Apni masih menatap orang tersebut dengan tatapan sedih nya.
" Apni " panggil Raditya yang kini menyadari Apni " ada apa! " tanya Raditya.
" tidak ! tidak apa-apa " ucap Apni lirih. saat Apni jalan kembali orang tersebut menatap Apni dengan sedih.
" dokter Apni " panggil Jovita dan Asri, mereka bahagia kini Apni sudah membaik.
" eh Asri,Jovita " kaget Apni
__ADS_1
" alhamdulillah doktet baik baik saja kami khawatir dokter dari kemaren tidak sadarkan diri " Jovita dan Asri terlihat sedih. saat mereka berbincang seorang perawat memanggil nama yang Apni kenal.
" pak Genta Buana " deg Apni kaget tidak percaya. " benarkah dia " gumam Apni.
saat Apni menoleh Apni semakin kaget dan tiba-tiba menangis. Raditya, Jovita dan Asri kaget.
" dokter Apni ada apa? " tanya Jovita khawatir.
" Apni kamu baik-baik saja kan, apa ada yang sakit " Apni menggeleng.
" saya panggilkan dokter Syifa dulu " Apni menghentikan Asri yang akan berlari memanggil dokter.
saat orang tersebut menoleh Apni menatap nya, kini tatapan mereka bertemu ada kerinduan dan kesedihan dari tatapan itu, ingin sekali dia menghampiri nya saat melihat wajah pucat nya.
tapi dia tak punya keberanian akan hal itu, karena dia tau gadis tersebut bukan lagi milik nya. saat orang tersebut akan pergi ada yang meneriaki namanya.
" Genta Buana " yah dia adalah Genta dan Genta langsung berhenti dari langkah nya. dan berbalik menatap ke empat orang itu.
Apni yang masih lemas kini berlari kearah Genta, sambil terisak air mata sudah mengalir deras dari pipinya dan matanya.
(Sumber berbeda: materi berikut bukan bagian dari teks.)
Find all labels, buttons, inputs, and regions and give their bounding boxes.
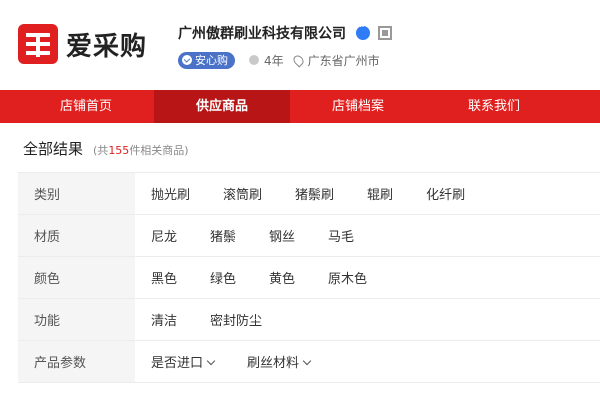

Genta kaget sedangkan Jovita dan Asri bengong dan Raditya hanya tersenyum.
badan Apni menubruk tubuh Genta dengan kuat kalau saja Genta kehilangan keseimbangan mungkin mereka akan terjatuh, Apni menumpahkan kesedihan nya di lelukan Genta, sedangkan Genta hanya terdiam bingung.
ingin Genta kembali merengkuh sang pemilik tubuh lemah tersebut, tapi dia sadar siapa dirinya.
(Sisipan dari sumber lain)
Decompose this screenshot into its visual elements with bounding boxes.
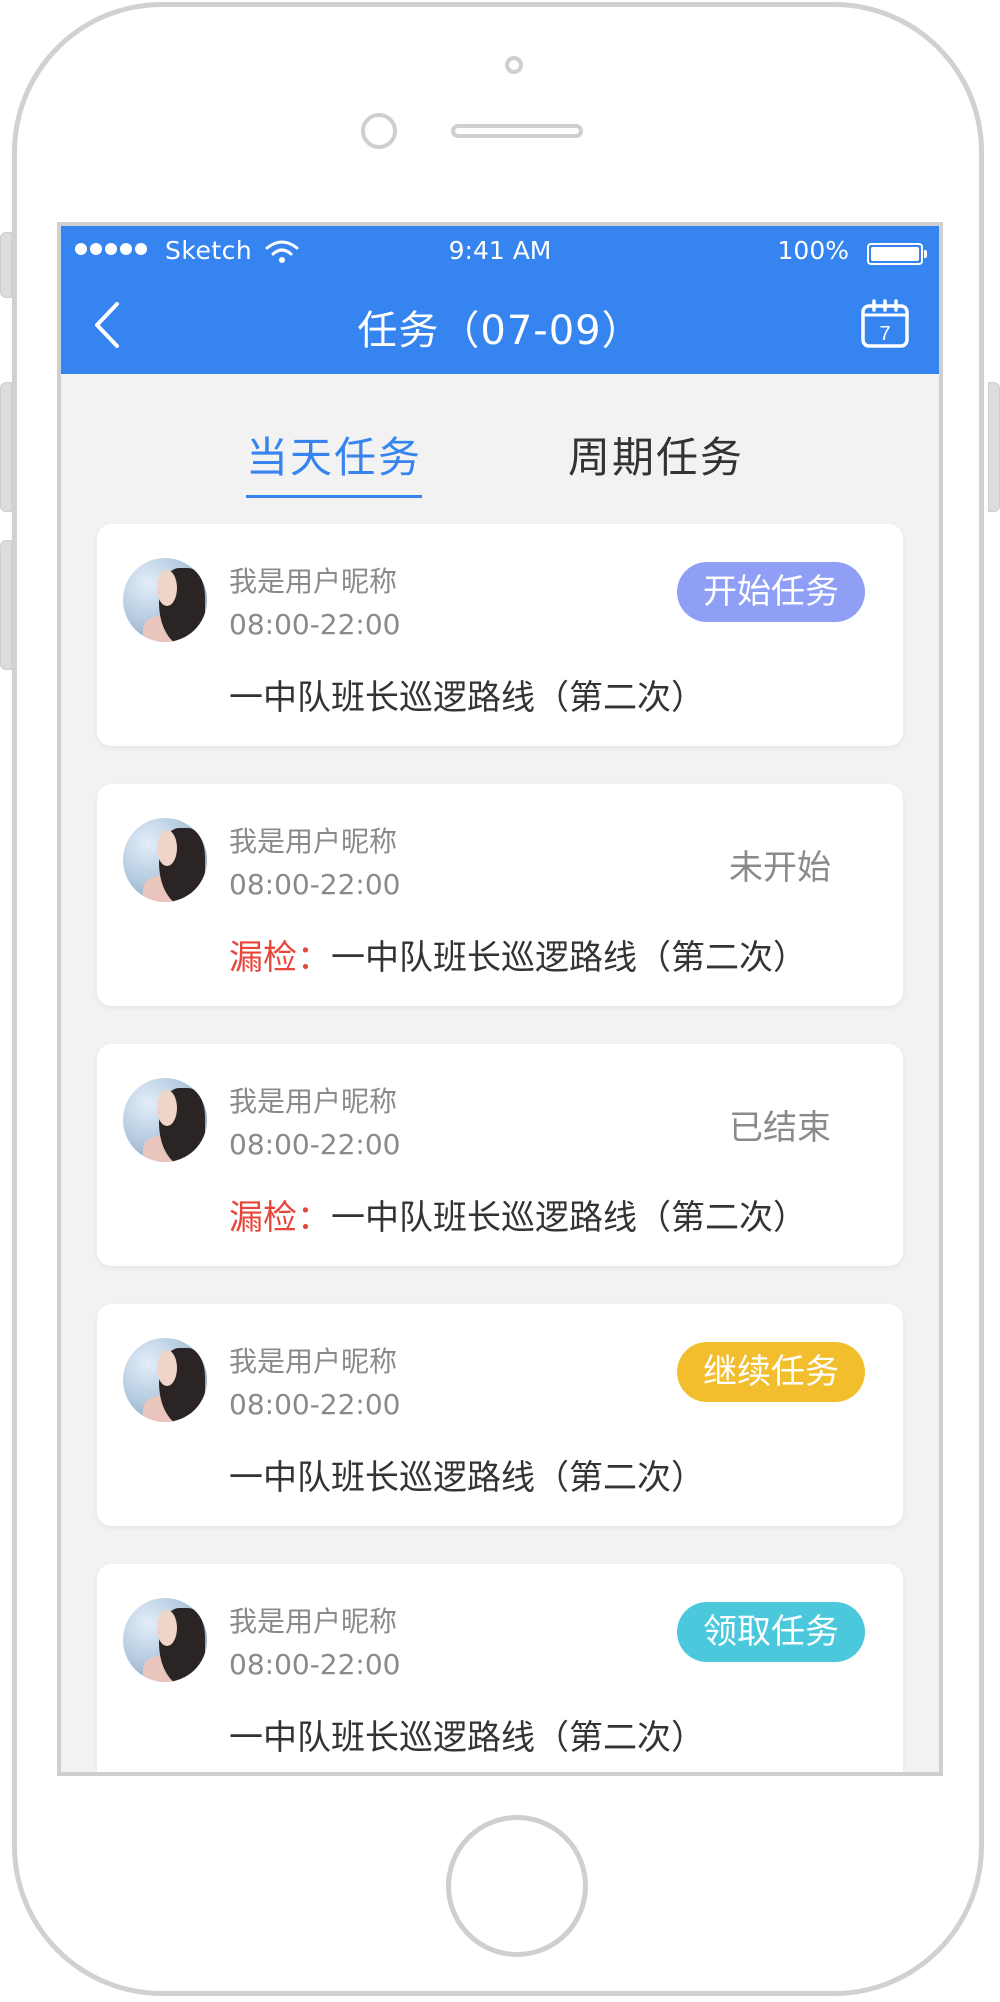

Genta beralih menatap Raditya yang madih berdiri tiba-tiba Raditya tersenyum dan mengangguk, Genta masih bingung akhirnya Raditya memperaktekan tubuh nya untuk memeluk di depan Genta.
Genta yang sadar akan hal itu akhirnya memeluk nya dengan erat sambil menangis, Jovita, Asri ikut menangis Raditya mengacungkan jempol nya dan kini beranjak dari sana meninggalkan 2 orang yang menangis dalam kerinduan.
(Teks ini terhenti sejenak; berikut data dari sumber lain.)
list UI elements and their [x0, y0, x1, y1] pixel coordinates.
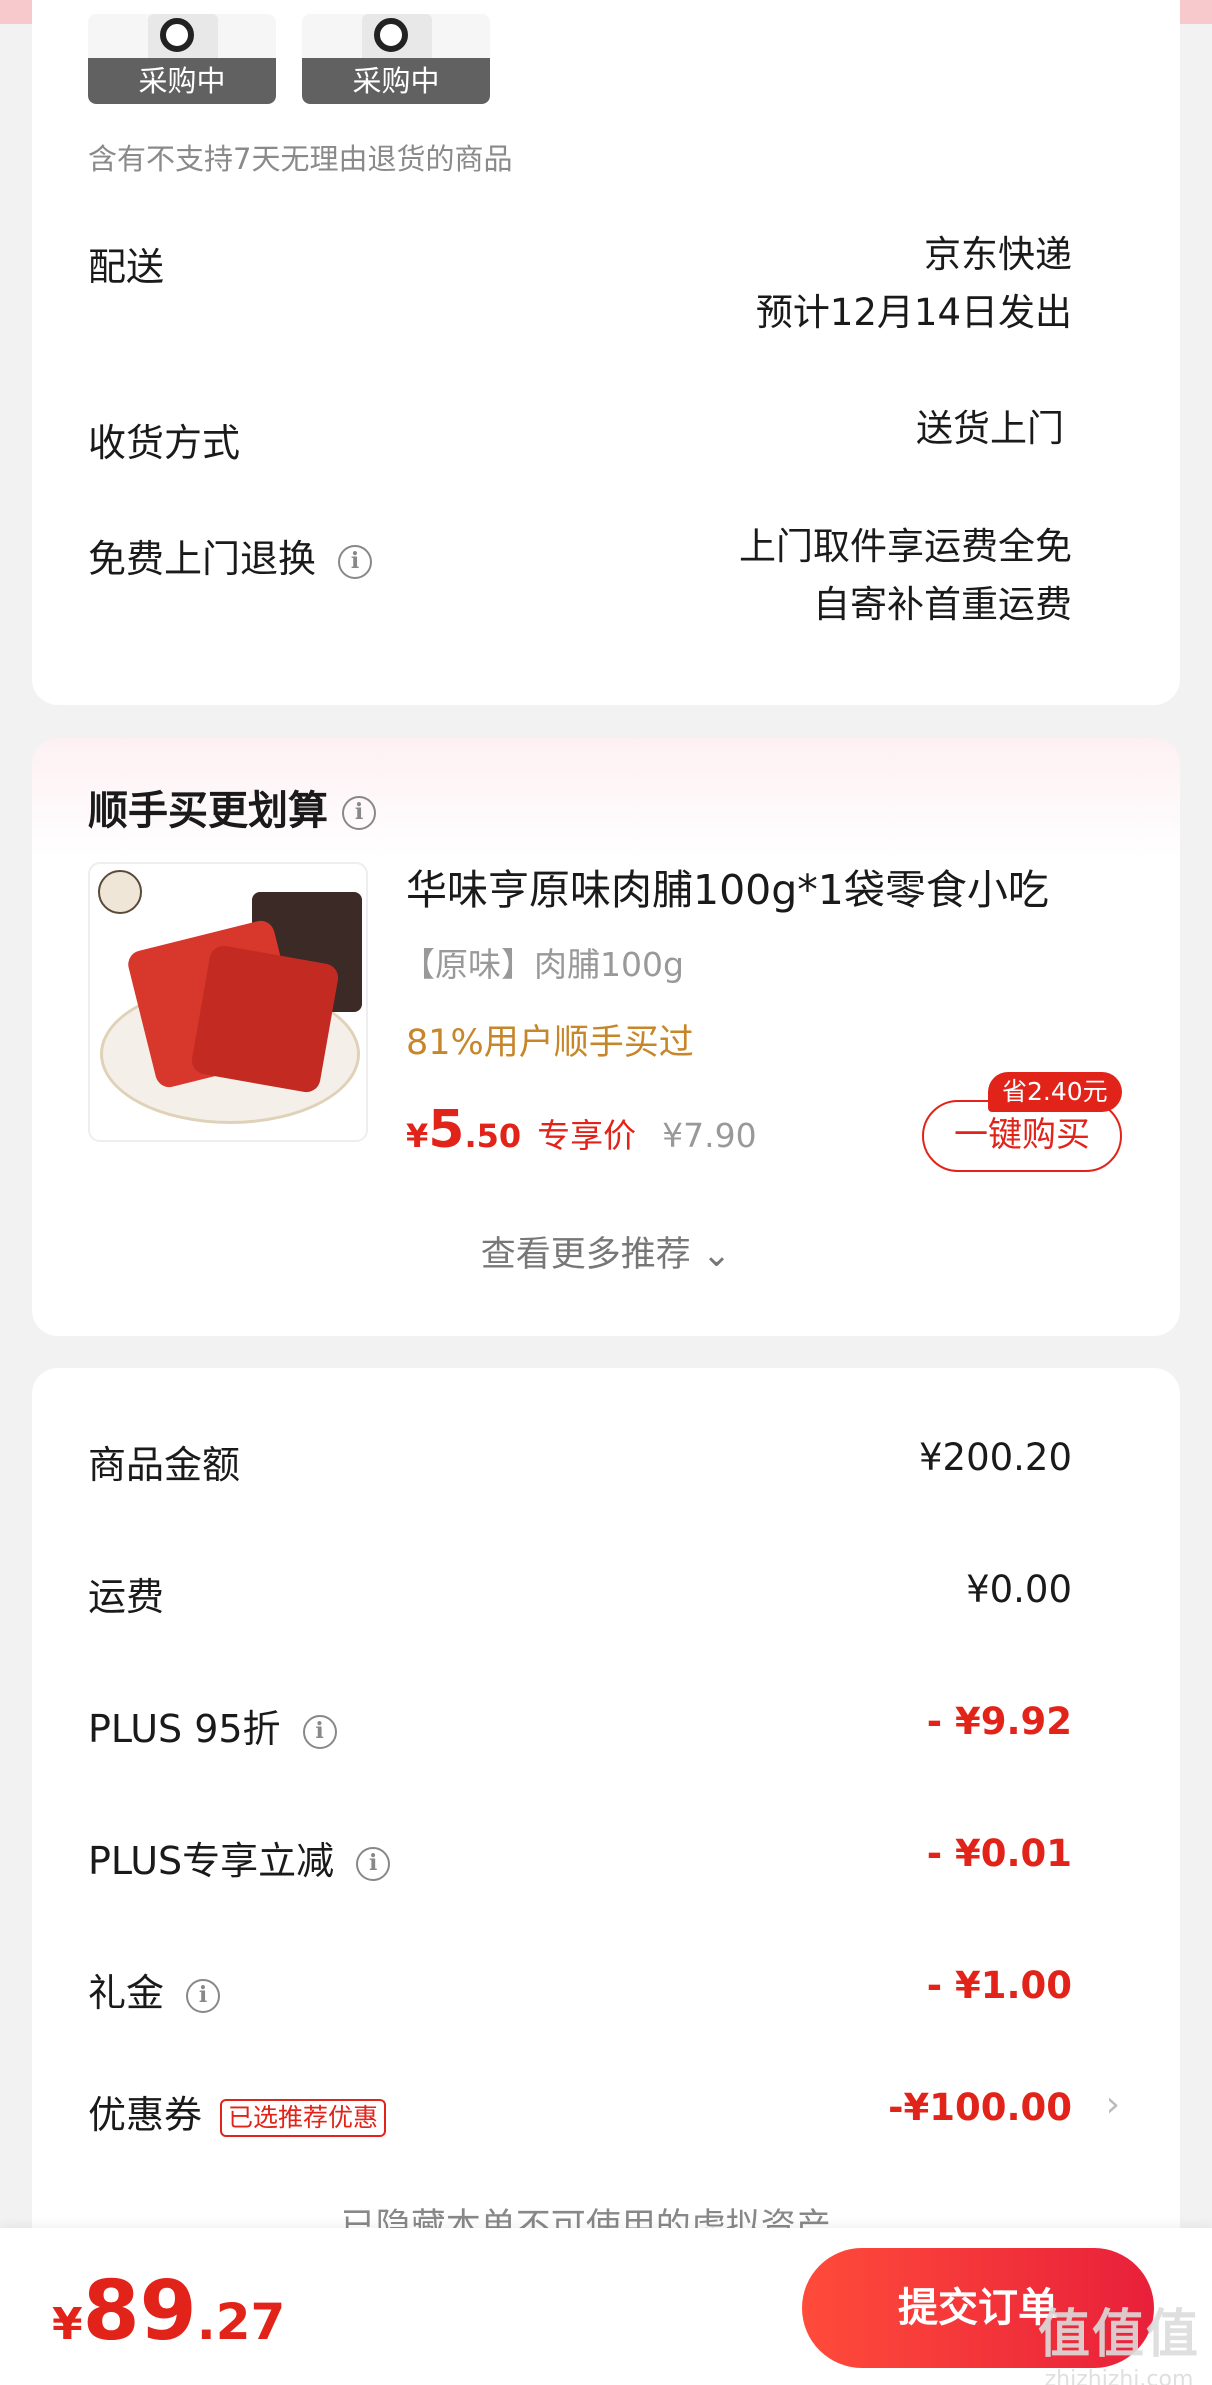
- more-recommendations-link[interactable]: 查看更多推荐 ⌄: [32, 1226, 1180, 1277]
- free-return-value: 上门取件享运费全免 自寄补首重运费: [739, 518, 1072, 634]
- price-integer: 5: [428, 1100, 465, 1160]
- goods-amount-label: 商品金额: [88, 1443, 241, 1487]
- price-symbol: ¥: [406, 1117, 429, 1155]
- recommended-coupon-badge: 已选推荐优惠: [220, 2098, 387, 2137]
- total-price: ¥89.27: [52, 2264, 285, 2359]
- save-badge: 省2.40元: [988, 1072, 1122, 1112]
- info-icon[interactable]: i: [302, 1714, 337, 1749]
- product-thumbnail[interactable]: 采购中: [88, 14, 276, 104]
- free-return-label: 免费上门退换 i: [88, 528, 373, 583]
- plus95-value: - ¥9.92: [926, 1700, 1072, 1743]
- product-image[interactable]: [88, 862, 368, 1142]
- gift-text: 礼金: [88, 1971, 165, 2015]
- plus95-label: PLUS 95折 i: [88, 1698, 337, 1753]
- info-icon[interactable]: i: [356, 1846, 391, 1881]
- gift-label: 礼金 i: [88, 1962, 221, 2017]
- coupon-text: 优惠券: [88, 2093, 203, 2137]
- original-price: ¥7.90: [662, 1116, 757, 1155]
- addon-title-text: 顺手买更划算: [88, 788, 328, 834]
- brand-logo-icon: [160, 18, 194, 52]
- receive-method-value[interactable]: 送货上门: [916, 400, 1064, 458]
- plus95-text: PLUS 95折: [88, 1707, 281, 1751]
- purchasing-status: 采购中: [88, 58, 276, 104]
- total-decimal: .27: [196, 2293, 286, 2351]
- free-return-line1: 上门取件享运费全免: [739, 525, 1072, 568]
- watermark-mark: 值值值: [1037, 2305, 1200, 2365]
- delivery-card: 采购中 采购中 含有不支持7天无理由退货的商品 配送 京东快递 预计12月14日…: [32, 0, 1180, 705]
- site-watermark: 值值值 zhizhizhi.com: [1038, 2292, 1200, 2385]
- gift-value: - ¥1.00: [926, 1964, 1072, 2007]
- product-price: ¥5.50 专享价 ¥7.90: [406, 1100, 757, 1160]
- social-proof: 81%用户顺手买过: [406, 1023, 694, 1063]
- plus-reduce-text: PLUS专享立减: [88, 1839, 335, 1883]
- free-return-line2: 自寄补首重运费: [813, 583, 1072, 626]
- return-policy-note: 含有不支持7天无理由退货的商品: [88, 142, 513, 176]
- exclusive-price-tag: 专享价: [537, 1116, 637, 1155]
- info-icon[interactable]: i: [342, 796, 376, 830]
- coupon-value[interactable]: -¥100.00: [888, 2086, 1072, 2129]
- free-return-text: 免费上门退换: [88, 537, 317, 581]
- shipping-value: ¥0.00: [966, 1568, 1072, 1611]
- product-title[interactable]: 华味亨原味肉脯100g*1袋零食小吃: [406, 856, 1049, 916]
- plus-reduce-label: PLUS专享立减 i: [88, 1830, 391, 1885]
- chevron-right-icon[interactable]: ›: [1106, 2084, 1120, 2125]
- coupon-label[interactable]: 优惠券 已选推荐优惠: [88, 2084, 387, 2139]
- receive-method-label: 收货方式: [88, 421, 241, 465]
- jerky-shape: [189, 943, 341, 1095]
- checkout-bar: ¥89.27 提交订单: [0, 2228, 1212, 2385]
- plus-reduce-value: - ¥0.01: [926, 1832, 1072, 1875]
- info-icon[interactable]: i: [186, 1978, 221, 2013]
- product-spec[interactable]: 【原味】肉脯100g: [402, 938, 684, 986]
- product-thumbnail[interactable]: 采购中: [302, 14, 490, 104]
- delivery-eta: 预计12月14日发出: [755, 291, 1072, 334]
- watermark-domain: zhizhizhi.com: [1044, 2367, 1194, 2385]
- total-integer: 89: [82, 2264, 197, 2359]
- addon-recommendation-card: 顺手买更划算 i 华味亨原味肉脯100g*1袋零食小吃 【原味】肉脯100g 81…: [32, 738, 1180, 1336]
- shipping-label: 运费: [88, 1575, 165, 1619]
- purchasing-status: 采购中: [302, 58, 490, 104]
- delivery-label: 配送: [88, 245, 165, 289]
- info-icon[interactable]: i: [338, 544, 373, 579]
- total-symbol: ¥: [52, 2299, 83, 2350]
- addon-title: 顺手买更划算 i: [88, 778, 376, 836]
- price-decimal: .50: [464, 1117, 522, 1155]
- brand-logo-icon: [98, 870, 142, 914]
- delivery-value[interactable]: 京东快递 预计12月14日发出: [756, 226, 1072, 342]
- delivery-carrier: 京东快递: [924, 233, 1072, 276]
- goods-amount-value: ¥200.20: [918, 1436, 1072, 1479]
- brand-logo-icon: [374, 18, 408, 52]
ada seseorang juga yang ikut menangis dia dokter Syifa, dia faham seperti hati Raditya pasti begitu sakit, harus merelakan irang yang di cintai demi meraih kebahagiaan orang tersebut.
" kamu tidak pernah berubah Raditya " batin Syifa yang menatap sendu Raditya.
" aku fikir kamu pergi meninggal kan aku di sini hiks.. hiks " Apni menangis sejadi jadinya.
" maafkan aku yang tidak mempercayai mu " Apni terus meracau sedangkan Genta masih memeluk nya erat.
" ma'af " hanya kata itu yang terucap dari Genta.
" apa kamu marah padaku, apa kamu membenci ku Genta Buana " Genta menggeleng.
" jangan pergi tanpa aku, hiks... hiks " Genta mengurai pelukan nya dan menatap wajah Apni.
" apa kau sakit! " tanya Genta khawatir melihat Apni pucat. Apni mengangguk.
" ada apa? " tanya Genta kembali.
" aku tidak sadarkan diri kemaren " terlihat dari wajah Genta yang khawatir.
" kalau begitu kita kembali ke ruang rawat ya " bujuk Genta sedangkan Apni menggelengkan kepalanya.
" aku tidak apa-apa, aku sakit karena aku ..." ucapan Apni tercekat.
" kenapa! "
" aku, aku mencarimu ke bandara " Genta menautkan alisnya.
" saat aku tau kebenaran nya aku langsung pergi mencarimu, tapi saat datang ke bandara penerbangan menuju new zealand sudah pergi, aku syok dan tidak percaya kalau kamu akan meninggalkan aku disini dengan rasa bersalah "
Genta langsung memeluk Apni kembali, jadi ternyata Apni datang mencarinya, jika saja Genta tidak menghentikan kepergian nya mungkin saja dia tidak akan tau hal itu.
" sekarang aku disini ada di hadapan mu " ucap Genta. kini Apni tidak akan melepaskan cintanya lagi dia tidak ingin menyesal untuk yanng kesekian kalinya.
Genta merasa terharu karena Apni datang kebandara hanya untuk nya, dan sesih melihat kondisi Apni.